Predictive Tool for Metal Alloys in Extreme Heat Environments

Photo courtesy of Pacific Northwest National Laboratory (PNNL).

A multidisciplinary research team led by scientists at the Department of Energy’s Pacific Northwest National Laboratory (PNNL) (Richland, Washington, USA) and North Carolina State University (NCSU) (Raleigh, North Carolina, USA) combined atomic-scale experiments with theory to crate a tool to predict how high-entropy alloys (HEAs) will behave under high-temperature oxidative environments. The research, published in the journalNature Communications, offers a road map toward rapid design and testing cycles for oxidation-resistant complex metal alloys. 

“We are working toward developing an atomic-scale model for material degradation of these complex alloys, which can then be applied to design next-generation alloys with superior resistance to extreme environments for a wide variety of applications such as the aerospace and nuclear power industries,” says Arun Devaraj, co-principal investigator of the study and a PNNL materials scientist specializing in understanding metal degradation in extreme environments. “The goal here is to find ways to rapidly identify medium- to high-entropy alloys with the desired properties and oxidation resistance for your chosen application.” 

Scientists and engineers are working to design alloys that can resist extreme environments by experimenting with complex combinations of many metals mixed in equal proportions — such combinations are called multi-principal element alloys or medium- to HEAs.
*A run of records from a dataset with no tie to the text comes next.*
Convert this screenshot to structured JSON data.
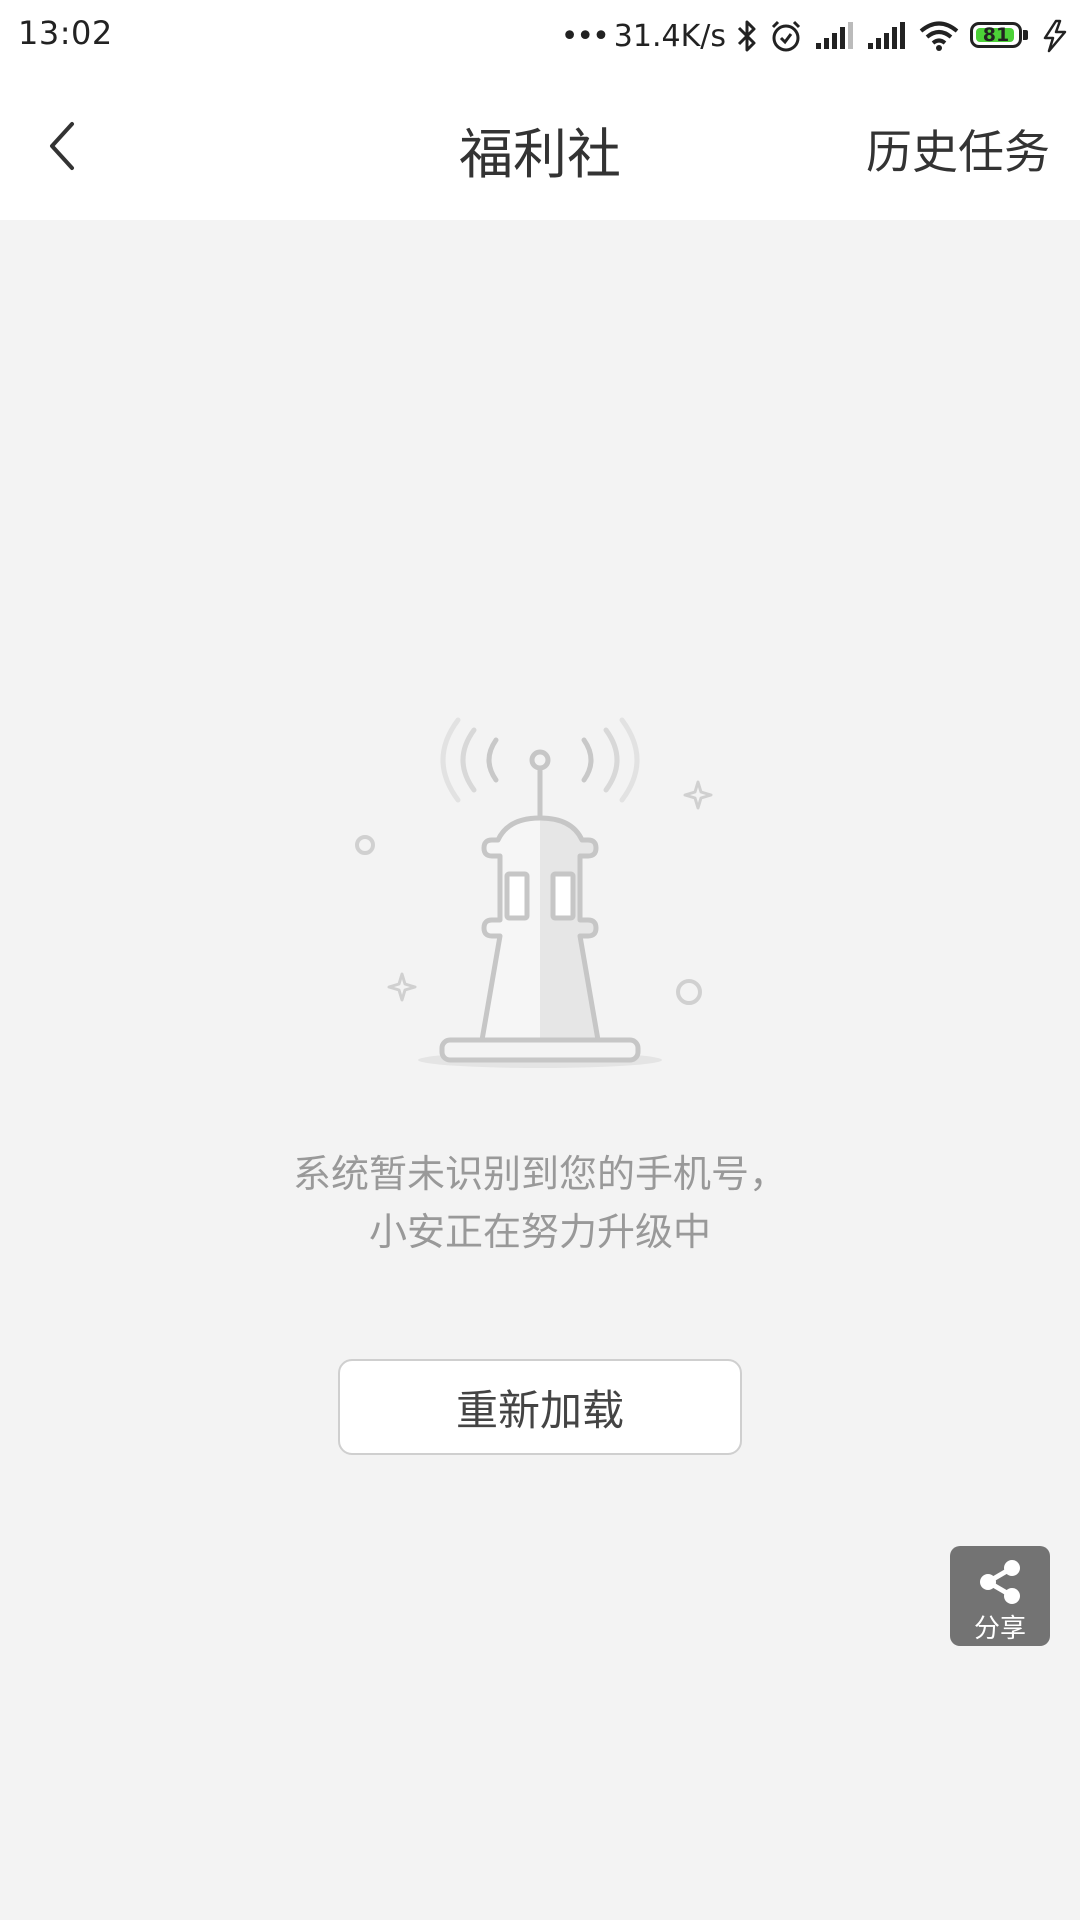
{
  "status_bar": {
    "time": "13:02",
    "dots": "•••",
    "net_speed": "31.4K/s",
    "battery_level": "81",
    "battery_color": "#4cd137",
    "icons": [
      "bluetooth-icon",
      "alarm-icon",
      "signal-icon",
      "signal-icon",
      "wifi-icon",
      "battery-icon",
      "charging-icon"
    ]
  },
  "header": {
    "back_icon": "chevron-left-icon",
    "title": "福利社",
    "history_label": "历史任务"
  },
  "empty_state": {
    "illustration": "lighthouse-broadcast-illustration",
    "message_line1": "系统暂未识别到您的手机号，",
    "message_line2": "小安正在努力升级中",
    "reload_label": "重新加载"
  },
  "share": {
    "icon": "share-icon",
    "label": "分享"
  }
}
These alloys aim to achieve design goals such as strength, toughness, and resistance to corrosion. More specifically, researchers seek alloys resistant to oxidation, which occurs when metals react with oxygen in the atmosphere. These alloys are typically tested in a “cook-and-look” procedure where alloy materials are exposed to high-temperature oxidation environments to see how they respond. 

For their recent experiments, the PNNL/NCSU research team studied the degradation of a HEA with equal amounts of the metals cobalt, chromium, iron, nickel, and manganese (CoCrFeNiMn), also called the Cantor alloy. The research team examined oxide formed on the Cantor alloy using a variety of advanced atomic-scale methods to understand how each element arranges itself in the alloy and the oxide. 

They discovered that chromium and manganese tend to migrate quickly toward the surface and form stable chromium and manganese oxides. Subsequently, iron and cobalt diffuse through these oxides to form additional layers. 

By adding a small amount of aluminum, they discovered that aluminum oxide can act as a barrier for other elements migrating to form the oxide, thereby reducing the overall oxidation of the aluminum-containing Cantor alloy and increasing its resistance to degradation at high temperatures. 

“This work sheds light on the mechanisms of oxidation in complex alloys at the atomic scale,” says Bharat Gwalani, co-corresponding author of the study. Gwalani began the study while a scientist at PNNL and continued the research in his current role as an assistant professor of materials science and engineering at NCSU. He adds that “by understanding the fundamental mechanisms involved, this work gives us a deeper understanding of oxidation across all complex alloys.” 

“Right now there are no universally applicable governing models to extrapolate how a given complex, multi-principal element alloy will oxidize and degrade over time in a high-temperature oxidation environment,” says Devaraj. “This is substantial step in that direction.” 

The team’s careful analysis revealed some universal rules that can predict how the oxidation process will proceed in these complex alloys. Computational colleagues from NCSU developed a model called the Preferential Interactivity Parameter for early prediction of oxidation behavior in complex metal alloys. 

Ultimately, the research team expects to expand this research to develop complex alloys with exceptional high-temperature properties, and to do so very quickly by rapid sampling and analysis. The ultimate goal is to choose a combination of elements that formation of an adherent oxide, according to Devaraj. 

“You know oxide formation will happen, but you want to have a very stable oxide that will be protective, that would not change over time, and would withstand extreme heat inside a rocket engine or nuclear reactors,” Devaraj says. 

A next step will be to introduce automated experimentation and integrative additive manufacturing methods, along with advanced artificial intelligence, to rapidly evaluate promising new alloys. That project is now getting underway at PNNL as part of the Adaptive Tunability for Synthesis and Control via the Autonomous Learning on Edge (AT SCALE) Initiative.

“That kind of discovery loop for materials discovery will be very relevant for further expanding our knowledge of these novel alloys,” says Devaraj, who also has a joint faculty appointment at the Colorado School of Mines.